Good which are made-to-order (such as those with custom embroidery) are non-refundable. It is advisable to check before purchase whether the seller considers goods ‘made-to-order’ as it remains an area of speculation as to what does and does not fulfil this definition.

Sellers Rights and Obligations

Information that the seller is compelled to provide is:

  • a description of the goods or service, including how long any commitment will last on the part of the consumer;
  • the total price of the goods or service, or the manner in which the price will be calculated if this can’t be determined;
  • cost of delivery and details of who pays for the cost of returning items if you have a right to cancel and change your mind;
  • details of any right to cancel - the trader also needs to provide, or make available, a standard cancellation form to make cancelling easy;
  • information about the seller, including their geographical address and phone number; and
  • information on the compatibility of digital content with hardware and other software is also part of the information traders are obliged to provide.

In the context of all £555.5m spent online on Black Friday 2014 by British shoppers, failure on the part of any seller to provide any of the required information could result in cancellation rights being extended by up to a year.

Additional Elements

Cancellation Of Digital Downloads
The Consumer Contract Regulations contain specific provisions for digital downloads. The consumer is required to acknowledge that once the download starts they will lose their right to cancel. If the consumer refuses to offer this assent then they must wait until the end of the 14-day cancellation period to receive their digital download. Thus, those shoppers that purchase iTunes movies and songs should be sure that the media is what they intended to buy before they purchase.

Pre-ticked Boxes

The Regulations make it clear that a seller won’t be able to charge a consumer for an item where it was selected for them as part of that purchasing process, rather than the buyer actively choosing to add it to their ‘basket’. For example, those that splurged on a new Apple Mac during Black Friday will not have been allow to be charged for an extended warranty on the hardware as a result of a pre-ticked box. Should this be the case then the buyer is entitled to a refund.

Excessive Call Charges

Additionally, helpline call charges in excess of the basic rate for calls by existing customers to the retailer are prohibited.

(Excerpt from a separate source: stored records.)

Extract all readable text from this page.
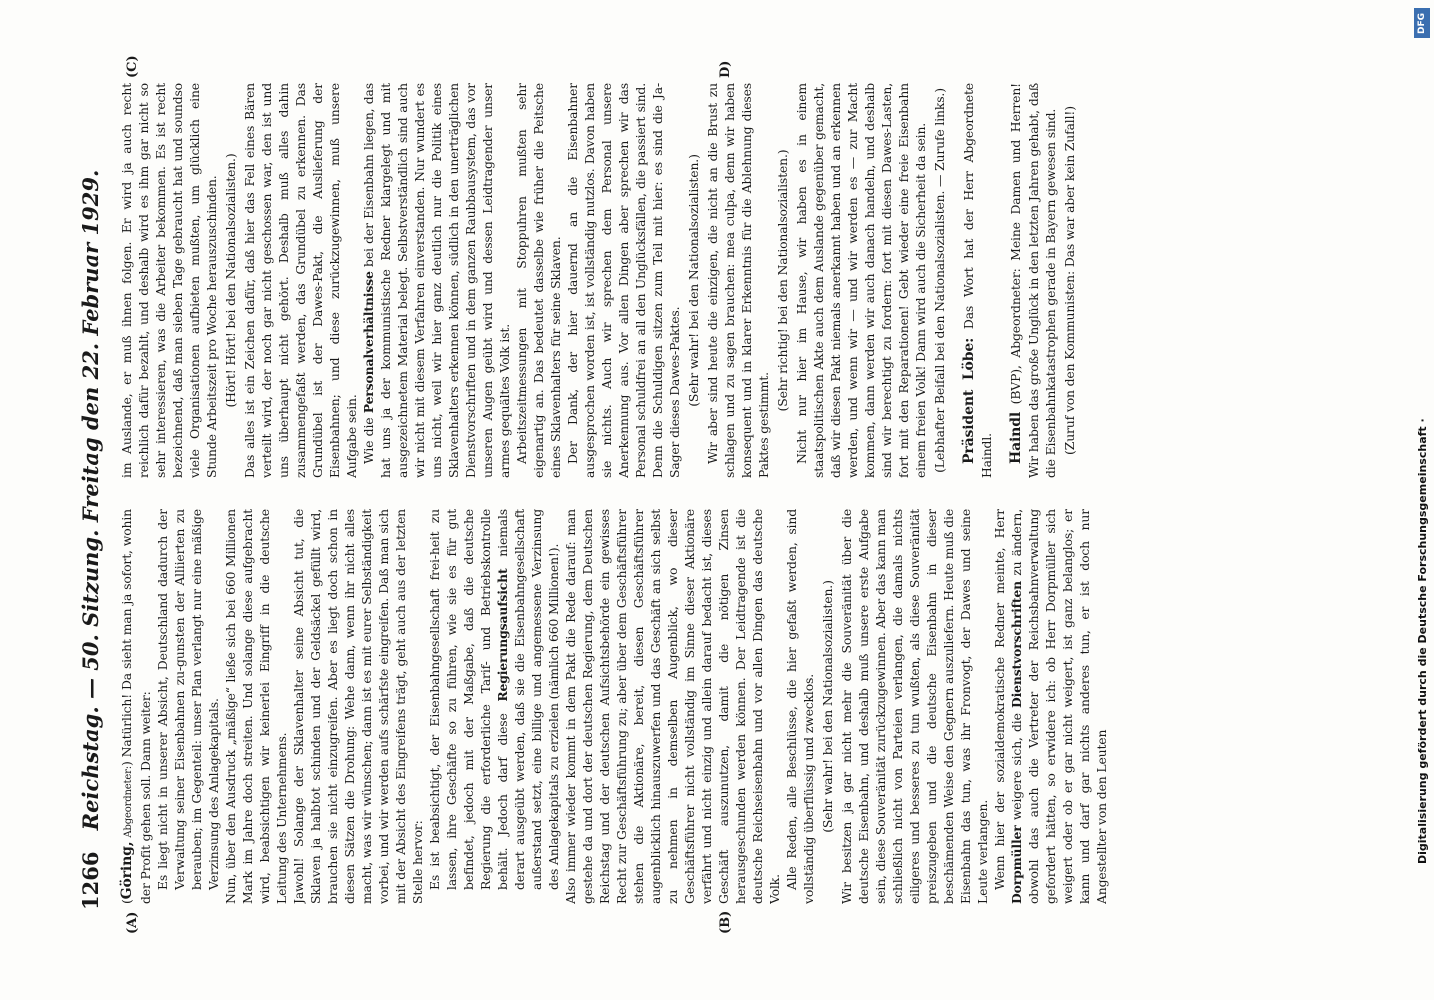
1266
Reichstag. — 50. Sitzung. Freitag den 22. Februar 1929.
(A)	(B)
(C)	D)

(Göring, Abgeordneter:) Natürlich! Da sieht man ja sofort, wohin der Profit gehen soll. Dann weiter: Es liegt nicht in unserer Absicht, Deutschland dadurch der Verwaltung seiner Eisenbahnen zu-gunsten der Alliierten zu berauben; im Gegenteil: unser Plan verlangt nur eine mäßige Verzinsung des Anlagekapitals. Nun, über den Ausdruck „mäßige“ ließe sich bei 660 Millionen Mark im Jahre doch streiten. Und solange diese aufgebracht wird, beabsichtigen wir keinerlei Eingriff in die deutsche Leitung des Unternehmens. Jawohl! Solange der Sklavenhalter seine Absicht tut, die Sklaven ja halbtot schinden und der Geldsäckel gefüllt wird, brauchen sie nicht einzugreifen. Aber es liegt doch schon in diesen Sätzen die Drohung: Wehe dann, wenn ihr nicht alles macht, was wir wünschen; dann ist es mit eurer Selbständigkeit vorbei, und wir werden aufs schärfste eingreifen. Daß man sich mit der Absicht des Eingreifens trägt, geht auch aus der letzten Stelle hervor: Es ist beabsichtigt, der Eisenbahngesellschaft frei-heit zu lassen, ihre Geschäfte so zu führen, wie sie es für gut befindet, jedoch mit der Maßgabe, daß die deutsche Regierung die erforderliche Tarif- und Betriebskontrolle behält. Jedoch darf diese Regierungsaufsicht niemals derart ausgeübt werden, daß sie die Eisenbahngesellschaft außerstand setzt, eine billige und angemessene Verzinsung des Anlagekapitals zu erzielen (nämlich 660 Millionen!). Also immer wieder kommt in dem Pakt die Rede darauf: man gestehe da und dort der deutschen Regierung, dem Deutschen Reichstag und der deutschen Aufsichtsbehörde ein gewisses Recht zur Geschäftsführung zu; aber über dem Geschäftsführer stehen die Aktionäre, bereit, diesen Geschäftsführer augenblicklich hinauszuwerfen und das Geschäft an sich selbst zu nehmen in demselben Augenblick, wo dieser Geschäftsführer nicht vollständig im Sinne dieser Aktionäre verfährt und nicht einzig und allein darauf bedacht ist, dieses Geschäft auszunutzen, damit die nötigen Zinsen herausgeschunden werden können. Der Leidtragende ist die deutsche Reichseisenbahn und vor allen Dingen das deutsche Volk. Alle Reden, alle Beschlüsse, die hier gefaßt werden, sind vollständig überflüssig und zwecklos. (Sehr wahr! bei den Nationalsozialisten.) Wir besitzen ja gar nicht mehr die Souveränität über die deutsche Eisenbahn, und deshalb muß unsere erste Aufgabe sein, diese Souveränität zurückzugewinnen. Aber das kann man schließlich nicht von Parteien verlangen, die damals nichts eiligeres und besseres zu tun wußten, als diese Souveränität preiszugeben und die deutsche Eisenbahn in dieser beschämenden Weise den Gegnern auszuliefern. Heute muß die Eisenbahn das tun, was ihr Fronvogt, der Dawes und seine Leute verlangen. Wenn hier der sozialdemokratische Redner meinte, Herr Dorpmüller weigere sich, die Dienstvorschriften zu ändern, obwohl das auch die Vertreter der Reichsbahnverwaltung gefordert hätten, so erwidere ich: ob Herr Dorpmüller sich weigert oder ob er gar nicht weigert, ist ganz belanglos; er kann und darf gar nichts anderes tun, er ist doch nur Angestellter von den Leuten

im Auslande, er muß ihnen folgen. Er wird ja auch recht reichlich dafür bezahlt, und deshalb wird es ihm gar nicht so sehr interessieren, was die Arbeiter bekommen. Es ist recht bezeichnend, daß man sieben Tage gebraucht hat und soundso viele Organisationen aufbieten mußten, um glücklich eine Stunde Arbeitszeit pro Woche herauszuschinden. (Hört! Hört! bei den Nationalsozialisten.) Das alles ist ein Zeichen dafür, daß hier das Fell eines Bären verteilt wird, der noch gar nicht geschossen war, den ist und uns überhaupt nicht gehört. Deshalb muß alles dahin zusammengefaßt werden, das Grundübel zu erkennen. Das Grundübel ist der Dawes-Pakt, die Auslieferung der Eisenbahnen; und diese zurückzugewinnen, muß unsere Aufgabe sein. Wie die Personalverhältnisse bei der Eisenbahn liegen, das hat uns ja der kommunistische Redner klargelegt und mit ausgezeichnetem Material belegt. Selbstverständlich sind auch wir nicht mit diesem Verfahren einverstanden. Nur wundert es uns nicht, weil wir hier ganz deutlich nur die Politik eines Sklavenhalters erkennen können, südlich in den unerträglichen Dienstvorschriften und in dem ganzen Raubbausystem, das vor unseren Augen geübt wird und dessen Leidtragender unser armes gequältes Volk ist. Arbeitszeitmessungen mit Stoppuhren mußten sehr eigenartig an. Das bedeutet dasselbe wie früher die Peitsche eines Sklavenhalters für seine Sklaven. Der Dank, der hier dauernd an die Eisenbahner ausgesprochen worden ist, ist vollständig nutzlos. Davon haben sie nichts. Auch wir sprechen dem Personal unsere Anerkennung aus. Vor allen Dingen aber sprechen wir das Personal schuldfrei an all den Unglücksfällen, die passiert sind. Denn die Schuldigen sitzen zum Teil mit hier: es sind die Ja-Sager dieses Dawes-Paktes. (Sehr wahr! bei den Nationalsozialisten.) Wir aber sind heute die einzigen, die nicht an die Brust zu schlagen und zu sagen brauchen: mea culpa, denn wir haben konsequent und in klarer Erkenntnis für die Ablehnung dieses Paktes gestimmt.

(Sehr richtig! bei den Nationalsozialisten.) Nicht nur hier im Hause, wir haben es in einem staatspolitischen Akte auch dem Auslande gegenüber gemacht, daß wir diesen Pakt niemals anerkannt haben und an erkennen werden, und wenn wir — und wir werden es — zur Macht kommen, dann werden wir auch danach handeln, und deshalb sind wir berechtigt zu fordern: fort mit diesen Dawes-Lasten, fort mit den Reparationen! Gebt wieder eine freie Eisenbahn einem freien Volk! Dann wird auch die Sicherheit da sein. (Lebhafter Beifall bei den Nationalsozialisten. — Zurufe links.) Präsident Löbe: Das Wort hat der Herr Abgeordnete Haindl. Haindl (BVP), Abgeordneter: Meine Damen und Herren! Wir haben das große Unglück in den letzten Jahren gehabt, daß die Eisenbahnkatastrophen gerade in Bayern gewesen sind. (Zuruf von den Kommunisten: Das war aber kein Zufall!)

DFG
Digitalisierung gefördert durch die Deutsche Forschungsgemeinschaft ·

Therefore, if a buyer has purchased a new microwave, which is faulty, calls to make a complaint about the order, or to cancel the order, cannot be charged a premium rate on the call by retailers. If a surcharged number is made on a call about goods or services purchased, or have agreed to buy, you have the automatic legal right to claim back the surcharge from the seller.

Non-European Buyer Protection

The law on purchases out with the European Economic Area depends on what country has jurisdiction. It also differs slightly between England and Wales, Scotland, and Northern Ireland primarily through domestic statute, but the process is extremely similar.

When a buyer based in the UK wishes to file a claim against a seller outside of the EEA then Schedule 8 to the Civil Jurisdiction and Judgements Act 1982 applies. The basic rule is that claimant (the buyer) must sue in the jurisdiction of the defendant (the seller), which may prove difficult if your seller is based on another continent (a method Apple have historically used to their advantage).

The Hague Conference on Private International Law and the United Nations have made several attempts to regulate the contract of sale of goods internationally through various acts, none of which have been adopted by the UK currently. However, the purchaser’s rights vary depending on the terms and conditions of the contract.

What to do if I’m not happy with my Black Friday purchases

It is highly advisable to reread the terms of the sale you agreed to as these may have been glossed over in the frenzy to get the bargain you were looking for. The next step would be contracting the seller and expressing your desire to cancel the sale, this should be accompanied with a full refund. Should this prove ineffective, consulting a reputable legal advisor to raise an action in court for compensation could be a remedy open to exploration.